Run concuerror with the following flags:

$(CONCUERROR) --treat_as_normal shutdown --treat_as_normal normal \
              -x code -x code_server -x error_handler \
              --pa $(BUILD_DIR)/concuerror+test/lib/snabbkaffe/ebin

P.S. Again, this feature is experimental, use at your own risk.

Benchmarking

Snabbkaffe automatically adds timestamps to the events, which makes it a very unscientific benchmarking library.

There is a family of functions for reporting metric data.

Report a scalar metric called my_metric1:

snabbkaffe:push_stat(my_metric1, 42),
snabbkaffe:push_stats(my_metric1, [42, 43, 42]),
%% Or even:
snabbkaffe:push_stats(my_metric1, [{pair, Event1, Event2}, {pair, Event3, Event4}, ...]),

Sometimes it is entertaining to see how metric value depends on the size of the input data:

snabbkaffe:push_stat(my_metric1, SizeOfData, 42),
snabbkaffe:push_stats(my_metric1, SizeOfData, [42, 43, 42])

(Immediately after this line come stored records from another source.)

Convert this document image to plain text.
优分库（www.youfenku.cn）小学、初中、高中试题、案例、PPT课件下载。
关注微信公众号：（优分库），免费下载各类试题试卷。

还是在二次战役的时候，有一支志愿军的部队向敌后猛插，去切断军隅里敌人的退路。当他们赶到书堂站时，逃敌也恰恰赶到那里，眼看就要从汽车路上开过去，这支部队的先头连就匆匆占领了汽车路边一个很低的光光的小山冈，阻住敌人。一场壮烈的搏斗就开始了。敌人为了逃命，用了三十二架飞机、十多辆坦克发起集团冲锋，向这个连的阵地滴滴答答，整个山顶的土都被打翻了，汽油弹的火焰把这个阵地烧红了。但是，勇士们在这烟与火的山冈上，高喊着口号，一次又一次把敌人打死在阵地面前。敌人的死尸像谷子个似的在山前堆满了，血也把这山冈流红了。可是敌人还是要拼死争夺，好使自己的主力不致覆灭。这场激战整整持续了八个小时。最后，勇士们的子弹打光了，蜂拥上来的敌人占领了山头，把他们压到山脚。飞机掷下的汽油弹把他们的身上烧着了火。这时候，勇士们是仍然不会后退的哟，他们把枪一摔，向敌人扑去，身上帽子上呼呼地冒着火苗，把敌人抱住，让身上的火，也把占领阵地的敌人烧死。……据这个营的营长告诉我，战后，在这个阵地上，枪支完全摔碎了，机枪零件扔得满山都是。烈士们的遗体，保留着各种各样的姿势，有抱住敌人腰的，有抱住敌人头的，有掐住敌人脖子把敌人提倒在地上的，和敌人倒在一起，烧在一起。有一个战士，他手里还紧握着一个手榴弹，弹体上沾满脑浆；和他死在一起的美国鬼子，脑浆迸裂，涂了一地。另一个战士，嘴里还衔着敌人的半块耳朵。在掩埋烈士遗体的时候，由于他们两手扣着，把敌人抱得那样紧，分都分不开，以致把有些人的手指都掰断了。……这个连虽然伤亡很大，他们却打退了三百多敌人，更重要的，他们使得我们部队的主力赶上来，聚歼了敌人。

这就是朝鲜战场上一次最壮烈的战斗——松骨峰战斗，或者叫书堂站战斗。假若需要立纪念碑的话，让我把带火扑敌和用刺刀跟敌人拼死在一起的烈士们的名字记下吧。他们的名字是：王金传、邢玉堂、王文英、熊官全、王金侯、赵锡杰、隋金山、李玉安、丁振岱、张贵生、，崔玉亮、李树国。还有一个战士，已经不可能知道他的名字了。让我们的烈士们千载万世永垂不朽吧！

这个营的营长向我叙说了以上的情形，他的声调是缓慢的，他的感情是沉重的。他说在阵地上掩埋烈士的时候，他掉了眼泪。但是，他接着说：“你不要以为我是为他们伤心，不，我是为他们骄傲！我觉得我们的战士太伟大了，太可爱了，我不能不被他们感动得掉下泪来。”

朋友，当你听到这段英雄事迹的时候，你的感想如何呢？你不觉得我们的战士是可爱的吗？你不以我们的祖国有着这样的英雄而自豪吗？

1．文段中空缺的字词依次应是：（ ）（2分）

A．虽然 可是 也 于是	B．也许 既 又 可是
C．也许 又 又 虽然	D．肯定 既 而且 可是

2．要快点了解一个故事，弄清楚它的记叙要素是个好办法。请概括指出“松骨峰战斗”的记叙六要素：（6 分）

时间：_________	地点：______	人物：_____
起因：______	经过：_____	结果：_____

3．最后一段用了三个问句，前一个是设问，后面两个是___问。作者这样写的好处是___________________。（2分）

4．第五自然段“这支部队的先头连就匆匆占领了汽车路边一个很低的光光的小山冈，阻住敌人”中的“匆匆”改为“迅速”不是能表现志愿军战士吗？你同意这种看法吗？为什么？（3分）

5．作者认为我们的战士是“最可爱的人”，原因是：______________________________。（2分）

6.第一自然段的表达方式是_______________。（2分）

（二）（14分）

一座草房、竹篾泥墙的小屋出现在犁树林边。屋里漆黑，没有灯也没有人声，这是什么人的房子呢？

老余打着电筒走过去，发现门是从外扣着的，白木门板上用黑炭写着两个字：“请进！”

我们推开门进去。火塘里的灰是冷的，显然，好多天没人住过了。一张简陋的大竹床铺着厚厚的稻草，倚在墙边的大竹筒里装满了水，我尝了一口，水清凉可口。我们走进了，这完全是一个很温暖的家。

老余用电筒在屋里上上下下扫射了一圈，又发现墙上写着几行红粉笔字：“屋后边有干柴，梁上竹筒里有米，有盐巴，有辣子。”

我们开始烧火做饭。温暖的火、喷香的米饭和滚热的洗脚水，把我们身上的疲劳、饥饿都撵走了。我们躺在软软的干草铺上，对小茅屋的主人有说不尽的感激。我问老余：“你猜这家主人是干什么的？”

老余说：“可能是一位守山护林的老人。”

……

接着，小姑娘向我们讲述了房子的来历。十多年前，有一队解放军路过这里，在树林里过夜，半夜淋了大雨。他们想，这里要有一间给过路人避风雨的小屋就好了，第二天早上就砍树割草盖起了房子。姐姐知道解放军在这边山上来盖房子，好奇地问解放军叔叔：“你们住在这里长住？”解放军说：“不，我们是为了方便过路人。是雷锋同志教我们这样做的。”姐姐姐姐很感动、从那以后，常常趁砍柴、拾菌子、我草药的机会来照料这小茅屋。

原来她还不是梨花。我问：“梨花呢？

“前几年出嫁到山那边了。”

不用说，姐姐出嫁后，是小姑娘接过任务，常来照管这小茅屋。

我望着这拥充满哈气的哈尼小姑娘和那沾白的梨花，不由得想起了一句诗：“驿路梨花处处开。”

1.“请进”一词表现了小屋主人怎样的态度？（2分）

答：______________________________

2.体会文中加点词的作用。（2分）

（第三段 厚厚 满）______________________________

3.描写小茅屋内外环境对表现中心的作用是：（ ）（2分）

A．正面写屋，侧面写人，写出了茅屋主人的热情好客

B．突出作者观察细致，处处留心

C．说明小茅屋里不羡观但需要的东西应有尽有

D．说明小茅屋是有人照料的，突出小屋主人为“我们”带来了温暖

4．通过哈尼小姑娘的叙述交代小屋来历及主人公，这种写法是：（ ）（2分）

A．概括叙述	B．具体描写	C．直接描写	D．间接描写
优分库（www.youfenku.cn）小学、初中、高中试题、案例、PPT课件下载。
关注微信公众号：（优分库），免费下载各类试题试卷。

Metrics can be reported by calling snabbkaffe:analyze_statistics/0 function that prints statistics for each reported metric, like in the above example:

-------------------------------
foo_bar statistics:
[{min,9.999999999999999e-6},
 {max,9.999999999999999e-6},
 {arithmetic_mean,1.000000000000002e-5},
 {geometric_mean,1.0000000000000123e-5},
 {harmonic_mean,9.999999999999997e-6},
 {median,9.999999999999999e-6},
 {variance,4.174340734454146e-40},
 {standard_deviation,2.0431203426264804e-20},
 {skewness,-0.9850375627355535},
 {kurtosis,-2.0199000000000003},
 {percentile,[{50,9.999999999999999e-6},
              {75,9.999999999999999e-6},
              {90,9.999999999999999e-6},
              {95,9.999999999999999e-6},
              {99,9.999999999999999e-6},
              {999,9.999999999999999e-6}]},
 {histogram,[{9.999999999999999e-6,100}]},
 {n,100}]

Statisitics of test
100.479087 ^                                                                     *
           |                                                               *
           |                                                        *
           |                                                  *
           |
           |                                            *
           |                                     *
           |
           |                               *
           |                         *
           |                   *
           |
           |            *
           |      *
         0 +--------------------------------------------------------------------->
           0                                                                  1100

         N    min         max        avg
       110 1.23984e+0 1.09774e+1 5.97581e+0
       209 1.10121e+1 2.08884e+1 1.60011e+1
       308 2.13004e+1 3.09071e+1 2.60224e+1
       407 3.10212e+1 4.09074e+1 3.59904e+1
       506 4.10095e+1 5.09904e+1 4.60456e+1
       605 5.11370e+1 6.08557e+1 5.60354e+1
       704 6.10493e+1 7.09071e+1 6.59642e+1
       803 7.11237e+1 8.07733e+1 7.59588e+1
       902 8.10944e+1 9.09766e+1 8.60179e+1
      1001 9.10459e+1 9.99404e+1 9.54548e+1
      1100 1.00004e+2 1.00939e+2 1.00479e+2

Note: ?run_prop does this automatically.